L’articolo 18 comma 1 stabilisce che:

“Il Porto Franco sarà amministrato da un Direttore del Porto Franco che ne avrà la rappresentanza in quanto persona giuridica”;

al comma 2:

“Il Direttore non sarà né un cittadino jugoslavo, né un cittadino italiano”;

e al comma 3:

“Tutti gli altri impianti del Porto Franco saranno nominati dal Direttore. Nella nomina degli impiegati dovrà essere data preferenza ai cittadini del Territorio Libero”.

Se poi andiamo a verificare quali sono le caratteristiche delle zone franche del Porto Libero (articoli 5, 6, 7 Allegato VIII) inquadriamo ancora meglio la “grande truffa” dello Stato Italiano ai danni di Trieste e dell’intera comunità internazionale.

Articolo 5:

“Le navi mercantili e le merci di tutti i paesi godranno senza restrizione del diritto di accesso al Porto Franco per il carico e la discarica sia di merci in transito, che di merci destinate al Territorio Libero o da esso provenienti. Le autorità del Territorio Libero non percepiranno sulle merci in importazione, in esportazione od in transito attraverso il Porto Franco né dazi doganali, né altri gravami, che non siano in corrispettivo di servizi prestati. Per quanto si riferisce tuttavia alle merci importate attraverso il Porto Franco, per essere consumate entro il Territorio Libero od alle merci esportate dal Territorio Libero attraverso il Porto Franco, saranno applicate le relative leggi e regolamenti in vigore nel Territorio Libero”.

Articolo 7:

“Il Direttore del Porto Franco potrà anche autorizzare in Porto franco la lavorazione delle merci. L’esercizio di attività industriali sarà consentito in Porto Franco soltanto a quelle imprese che esistevano nelle zone franche del porto di Trieste prima dell’entrata in vigore del presente Strumento. Su proposta del Direttore del Porto Franco, il Consiglio di Governo può consentire che vengano stabilite nuove imprese industriali entro i confini del Porto Franco”.

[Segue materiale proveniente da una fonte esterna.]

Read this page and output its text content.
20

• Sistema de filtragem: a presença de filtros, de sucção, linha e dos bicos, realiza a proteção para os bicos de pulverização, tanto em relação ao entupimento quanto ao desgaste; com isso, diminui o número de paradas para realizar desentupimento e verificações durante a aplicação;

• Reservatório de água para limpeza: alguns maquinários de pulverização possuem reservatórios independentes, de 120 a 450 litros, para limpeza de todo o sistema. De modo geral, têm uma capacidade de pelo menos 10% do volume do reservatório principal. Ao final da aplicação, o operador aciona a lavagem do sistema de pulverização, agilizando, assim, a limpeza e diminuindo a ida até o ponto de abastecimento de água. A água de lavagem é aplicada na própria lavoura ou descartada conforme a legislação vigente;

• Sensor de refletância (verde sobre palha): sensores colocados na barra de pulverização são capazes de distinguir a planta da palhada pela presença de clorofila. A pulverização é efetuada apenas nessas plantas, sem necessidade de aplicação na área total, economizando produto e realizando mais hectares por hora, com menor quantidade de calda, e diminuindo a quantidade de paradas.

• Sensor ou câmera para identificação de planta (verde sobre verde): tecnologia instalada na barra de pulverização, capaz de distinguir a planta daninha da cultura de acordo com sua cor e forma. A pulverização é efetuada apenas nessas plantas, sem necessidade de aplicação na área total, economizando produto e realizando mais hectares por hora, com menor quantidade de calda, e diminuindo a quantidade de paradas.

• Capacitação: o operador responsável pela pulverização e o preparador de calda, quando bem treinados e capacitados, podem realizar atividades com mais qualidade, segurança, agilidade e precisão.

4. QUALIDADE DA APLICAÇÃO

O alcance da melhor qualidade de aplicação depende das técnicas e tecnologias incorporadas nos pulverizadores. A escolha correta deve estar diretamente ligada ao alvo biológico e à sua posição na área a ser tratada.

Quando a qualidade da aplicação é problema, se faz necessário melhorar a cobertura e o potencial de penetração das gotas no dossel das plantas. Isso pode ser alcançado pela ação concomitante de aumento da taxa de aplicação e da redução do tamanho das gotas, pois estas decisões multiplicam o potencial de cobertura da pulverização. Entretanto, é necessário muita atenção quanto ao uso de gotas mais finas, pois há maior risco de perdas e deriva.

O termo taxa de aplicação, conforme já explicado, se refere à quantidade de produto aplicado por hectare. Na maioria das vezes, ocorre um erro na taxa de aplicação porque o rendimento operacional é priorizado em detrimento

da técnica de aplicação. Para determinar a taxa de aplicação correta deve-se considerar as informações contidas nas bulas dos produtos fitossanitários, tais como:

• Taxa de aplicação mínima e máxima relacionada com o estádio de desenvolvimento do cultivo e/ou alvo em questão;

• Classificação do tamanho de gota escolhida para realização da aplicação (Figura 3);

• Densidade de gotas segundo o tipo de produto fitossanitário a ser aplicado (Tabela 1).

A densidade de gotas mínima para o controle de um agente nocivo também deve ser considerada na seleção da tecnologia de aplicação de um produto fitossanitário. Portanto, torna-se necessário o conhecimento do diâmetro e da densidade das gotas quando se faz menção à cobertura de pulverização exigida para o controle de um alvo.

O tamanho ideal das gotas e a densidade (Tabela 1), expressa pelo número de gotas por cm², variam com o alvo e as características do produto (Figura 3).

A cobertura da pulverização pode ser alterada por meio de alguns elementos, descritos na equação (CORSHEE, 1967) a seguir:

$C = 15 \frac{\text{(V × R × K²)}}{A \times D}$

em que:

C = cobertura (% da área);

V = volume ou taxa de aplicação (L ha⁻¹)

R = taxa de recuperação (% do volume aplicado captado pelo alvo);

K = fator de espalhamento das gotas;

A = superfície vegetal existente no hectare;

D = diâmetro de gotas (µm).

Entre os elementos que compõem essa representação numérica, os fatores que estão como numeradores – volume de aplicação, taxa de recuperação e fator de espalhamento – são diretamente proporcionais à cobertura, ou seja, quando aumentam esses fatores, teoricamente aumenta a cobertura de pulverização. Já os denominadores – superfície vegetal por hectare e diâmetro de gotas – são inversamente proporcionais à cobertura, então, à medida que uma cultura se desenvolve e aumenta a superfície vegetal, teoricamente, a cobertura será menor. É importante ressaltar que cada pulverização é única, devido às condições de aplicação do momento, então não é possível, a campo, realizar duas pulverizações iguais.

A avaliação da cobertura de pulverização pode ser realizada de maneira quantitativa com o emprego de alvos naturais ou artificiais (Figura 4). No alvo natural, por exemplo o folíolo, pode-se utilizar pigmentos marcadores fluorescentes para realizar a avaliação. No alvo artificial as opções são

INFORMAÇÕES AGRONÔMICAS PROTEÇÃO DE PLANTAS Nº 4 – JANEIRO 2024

Queste Zone Franche nelle quali potrebbero anche essere insediate attività produttive industriali  creando migliaia di posti di lavoro sono state invece abbandonate dagli amministratori italiani per destinarle alla speculazione edilizia.

Quindi il decreto di sospensione del regime di Punto Franco nel Porto Franco Nord di Trieste emesso dal Commissario di Governo italiano a Trieste Giachetti è nullo perché in conflitto con le normative di grado superiore costitutive e vigenti nel Territorio Libero di Trieste: un vero abuso di potere in violazione dei trattati internazionali.

Ma la mancanza di potere legislativo si estende alla stessa autorità portuale (che non è la legittima Commissione Internazionale) e quindi a tutti gli organi che dichiarino di agire non per conto del Governo amministratore italiano, ma nel nome dello Stato Italiano, paese terzo che nel Porto di Trieste non può adottare propri strumenti urbanistici. Nullo il Piano Regolatore Portuale del 1957, nullo l’ultimo Piano Regolatore del 2005. Tutto sbagliato, tutto da rifare. Ma senza l’Italia.